The Crystal Gardens at Navy Pier will be showcasing Black History Month on February 7 – 22 . The historic Navy Pier on the Lake Michigan waterfront in downtown Chicago will feature a free exhibition showcasing 28 notable African-Americans.. “Perseverance & Persistence – An Exhibition of Pride” is a walk through gallery highlighting 28 notable African American pioneers.
The exhibition will be celebrated with an Opening Ceremony on Thursday, February 7, 2008 at 10:00 am to 11:30 am. Former Negro League Baseball Legends, Henry “Hank” Presswood and Johnny “Lefty” Washington, will be at the Grand Opening Ceremony. Guests will have opportunities to get a singed baseball card or be photographed with these legendary baseball players. Entertainment at the Opening Ceremony will include The Najwa Dance corps, The Chicago Choir Academy and Terisa Griffin.
The gallery presentation, which lasts for two weeks, showcases 28 notable African Americans. Learn more about pioneering African Americans by attending the exhibition at Chicago’s Navy Pier. There is additional information about the event at the City of Chicago Navy Pier website. Following is a brief description of the pioneers who are showcased at the gallery event:
Thomas Jennings (1791 – 1859). Inventor who was the first African American to receive a patent. Jennings developed a process to clean clothing called “dry scouring”. Today this is known as “dry cleaning.” The patent was granted in 1821. A free tradesman, Jennings operated a dry cleaning business in New York City . He became the assistant secretary for the First Annual Convention of the People of Color in Philadelphia. Jennings spent the first money he earned on legal fees to liberate his family from slavery and to support the abolitionist cause.

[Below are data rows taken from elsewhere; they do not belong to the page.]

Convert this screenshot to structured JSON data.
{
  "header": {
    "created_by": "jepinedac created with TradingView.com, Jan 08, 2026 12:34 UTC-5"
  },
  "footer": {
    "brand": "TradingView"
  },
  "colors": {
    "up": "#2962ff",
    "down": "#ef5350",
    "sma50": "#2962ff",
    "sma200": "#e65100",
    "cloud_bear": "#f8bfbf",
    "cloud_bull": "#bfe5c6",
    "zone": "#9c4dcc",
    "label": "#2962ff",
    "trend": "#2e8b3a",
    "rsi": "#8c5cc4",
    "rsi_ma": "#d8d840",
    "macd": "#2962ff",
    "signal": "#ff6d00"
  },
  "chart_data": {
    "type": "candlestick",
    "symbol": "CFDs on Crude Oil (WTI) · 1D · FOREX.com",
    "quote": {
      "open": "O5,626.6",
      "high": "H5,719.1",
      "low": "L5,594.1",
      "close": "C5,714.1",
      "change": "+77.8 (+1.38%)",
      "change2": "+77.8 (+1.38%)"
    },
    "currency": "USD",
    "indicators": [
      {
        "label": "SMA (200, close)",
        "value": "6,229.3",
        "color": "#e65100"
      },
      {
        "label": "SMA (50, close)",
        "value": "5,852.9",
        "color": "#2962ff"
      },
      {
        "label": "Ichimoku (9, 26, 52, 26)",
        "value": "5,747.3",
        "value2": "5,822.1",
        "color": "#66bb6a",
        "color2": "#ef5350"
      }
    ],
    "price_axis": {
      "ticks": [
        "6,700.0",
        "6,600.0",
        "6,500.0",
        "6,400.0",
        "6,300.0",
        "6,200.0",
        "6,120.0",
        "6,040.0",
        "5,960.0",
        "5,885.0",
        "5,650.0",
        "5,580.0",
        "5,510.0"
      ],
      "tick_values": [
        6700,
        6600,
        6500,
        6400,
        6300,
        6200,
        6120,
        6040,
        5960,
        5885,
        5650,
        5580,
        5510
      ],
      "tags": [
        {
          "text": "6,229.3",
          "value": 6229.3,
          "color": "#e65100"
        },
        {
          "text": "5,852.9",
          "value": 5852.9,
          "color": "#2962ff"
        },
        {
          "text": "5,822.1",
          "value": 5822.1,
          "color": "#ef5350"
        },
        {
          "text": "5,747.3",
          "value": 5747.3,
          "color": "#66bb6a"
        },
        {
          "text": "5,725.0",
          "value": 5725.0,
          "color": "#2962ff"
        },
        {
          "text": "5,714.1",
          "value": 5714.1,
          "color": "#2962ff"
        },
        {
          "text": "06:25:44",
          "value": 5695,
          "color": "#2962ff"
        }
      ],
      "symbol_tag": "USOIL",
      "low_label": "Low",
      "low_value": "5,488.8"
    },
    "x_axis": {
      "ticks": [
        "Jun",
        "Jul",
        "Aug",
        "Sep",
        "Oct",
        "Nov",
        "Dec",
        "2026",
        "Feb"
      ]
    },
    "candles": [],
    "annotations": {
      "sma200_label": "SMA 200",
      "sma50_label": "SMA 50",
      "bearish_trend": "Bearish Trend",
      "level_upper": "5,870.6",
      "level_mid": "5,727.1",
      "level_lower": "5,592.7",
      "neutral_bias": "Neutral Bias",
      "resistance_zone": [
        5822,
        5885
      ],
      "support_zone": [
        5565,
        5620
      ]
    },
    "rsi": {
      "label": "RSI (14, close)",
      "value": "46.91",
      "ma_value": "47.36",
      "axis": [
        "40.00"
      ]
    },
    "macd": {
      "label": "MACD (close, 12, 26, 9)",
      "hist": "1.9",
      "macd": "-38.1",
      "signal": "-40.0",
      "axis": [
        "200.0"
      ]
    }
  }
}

Frederick Douglass (1817 – 1895). Douglass was the first African-American to receive a major U.S. Government Appointment. He served as an adviser to President Abraham Lincoln during the Civil War.
Daniel Hale Williams (1856 – 1931). Chicago surgeon who performed the first successful open heart surgery.
Madame C.J. Walker (1867 – 1919). Successful entrepreneur who built an empire developing hair products for African-American women. This business tycoon was the first African American Woman Millionaire.
Jack Johnson (1878 – 1945). Johnson was the first African-American to win the heavyweight boxing championship of the world.
Maudelle Brown Bousfield (1885 – 1971). Bousfield was a pioneer in education, as the first African-American Principal of a Chicago Public Schools.
Vivian Harsh (1890 – 1960). Harsh worked in the Chicago Public Library, becoming African-American Librarian.
Hattie McDaniel (1895 – 1952). Actress who played Mammy in the classic Civil War movie, “Gone With the Wind.” McDaniel won the Academy Award as Best Supporting Actress, making her the first African-American actress to win an Academy Award.
Langston Hughes (1902 – 1967). Hughes was an American poet, newspaper columnist, play wight and social activist. The author is notable as the first African American author to support himself writing.
Dr. Charles Richard Drew (1904 – 1950). American medial pioneer, who was a surgeon, scientist, researcher and professor. Dr. Drew was the first African American Surgeon to serve of the American Board of Surgery, as an Examiner.
Richard Wright (1908 – 1960). Distinguished author who was the first African American to appear on National Bestseller lists. Wright was a communist who became an American expatriate.
Thurgood Marshall ( 1908 – 1993). Marshall was a distinguished attorney who became the first African American Supreme Court Justice.
Gordon Parks (1912 – 2006). Entertainment pioneer who was the first African American to direct and produce a movie for a major studio.
Gwendolyn Brooks (1917 – 2000). Literary giant was the first African American to win a Pulitzer Prize for her poetry.
John H. Johnson (1918 – 2005). Publisher who was the first African-American to appear on Forbes 400 Rich List.
Nat “King” Cole (1919 – 1965). Cole was an entertainer, singer, pianist and composer who was the first African American to host a Network TV Show.
Jackie Robinson (1919 – 1972). Trailblazing baseball player who was the first African American to compete in a professional baseball team.
Constance Baker Motley (1921 – 2005). Motley was a lawyer, New York State Senator and the first African American woman to become a federal judge.
Harold Washington (1922 – 1987). Washington was a lawyer, politician and the first African American to become the Mayor of Chicago.
Sidney Poitier (1927 —). Movie actor, producer and director who was the first African-American to win an Oscar for Best Actor at the Academy Awards
Althea Gibson (1927 – 2003). Sports pioneer who was the first African American woman to win a tennis championship at the tournaments in Wimbledon.
Dr. Martin Luther King, Jr. (1929 – 1968). Civil rights leader who was the first African American to be awarded the Nobel Peace Prize.
Navy Pier is a popular Chi-Town destination featuring entertainment, carnival rides and restaurants. The Chicago landmark is an excellent place to take the family for a day of entertainment and education.